Maka di suatu hari yang gaduh, sembari mengemasi semua barang yang bisa dibawanya, seperti lukisan-lukisan dan foto-foto karyanya, Bob dan Louise menyerahkan hotelnya yang (sudah) bernilai sekitar 10.000 dolar itu kepada Lekas, pengelolanya. Bli (mas, abang) Lekas bukan main terkejut menerima “anugerah” itu. Lalu dengan gemetar ia menghantar sejoli Bob dan Louise keluar segera dari Bali. Dari Denpasar mereka merayap ke Surabaya. Di tengah kengerian perang Jepang mereka tiba di Cilacap, untuk akhirnya berlayar selama 42 hari ke New York.
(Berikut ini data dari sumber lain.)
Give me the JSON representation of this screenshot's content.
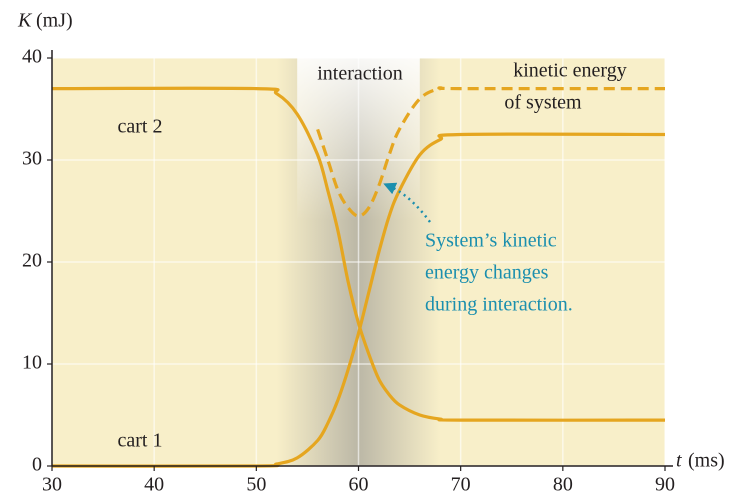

Di negerinya, pada beberapa belas bulan kemudian, Bob dan Louise sayup-sayup mendengar bahwa hotelnya di Kuta telah remuk redam. Luluh lantak tinggal nama lantaran bom! Perang Dunia ke II meratakan hotelnya dengan tanah. Dalam sebuah cerita dikisahkan, di masa PD II itu, berhari-hari mereka melongok jendela menatap langit terbuka, dan dengan sayu mengarahkan matanya ke kiblat Pantai Kuta. Kepedihan menggerus kenangan.

Tapi, bisakah gagasan ditumpashancurkan? Nampaknya tidak. Karena realitas diam-diam menunjukkan jawaban: beberapa tahun setelah perang usai, atas permintaan banyak wisatawan yang sudah mengenal Kuta, tempat penginapan baru nampak berdiri. Satu dekade berikut puluhan lainnya bersitegak. Tigapuluh, limapuluh tahun setelahnya ratusan bungalow, losmen, cottage, motel, home stay, hotel atau apapun namanya hadir di sana dengan gemerlap yang tak sudah-sudah. Sebuah kisah yang mirip dongeng Bugsy Siegel ketika mendirikan Las Vegas di gurun batu Nevada. Dan hampir 2 juta manusia dalam setahun memadati Pantai Kuta seraya berbaring, bersemadi, dan merenung di ruang penginapan, bagai mengenang jasa Bob.

Sementara Bob dan Louise sendiri, meski tak lagi menghabiskan hari tuanya di Kuta, pantai dan laut itu tetap dianggap rumahnya. Itu sebabnya, ketika Louise wafat di Amerika, abu jenazahnya dilarung di Pantai Kuta pada Rabu, 11 Agustus 1993. Dan lukisan-lukisan Louise serta foto-foto Bob dipersembahkan kepada Bali, dengan dipajang sebuah museum di Bali guna ditonton siapa saja.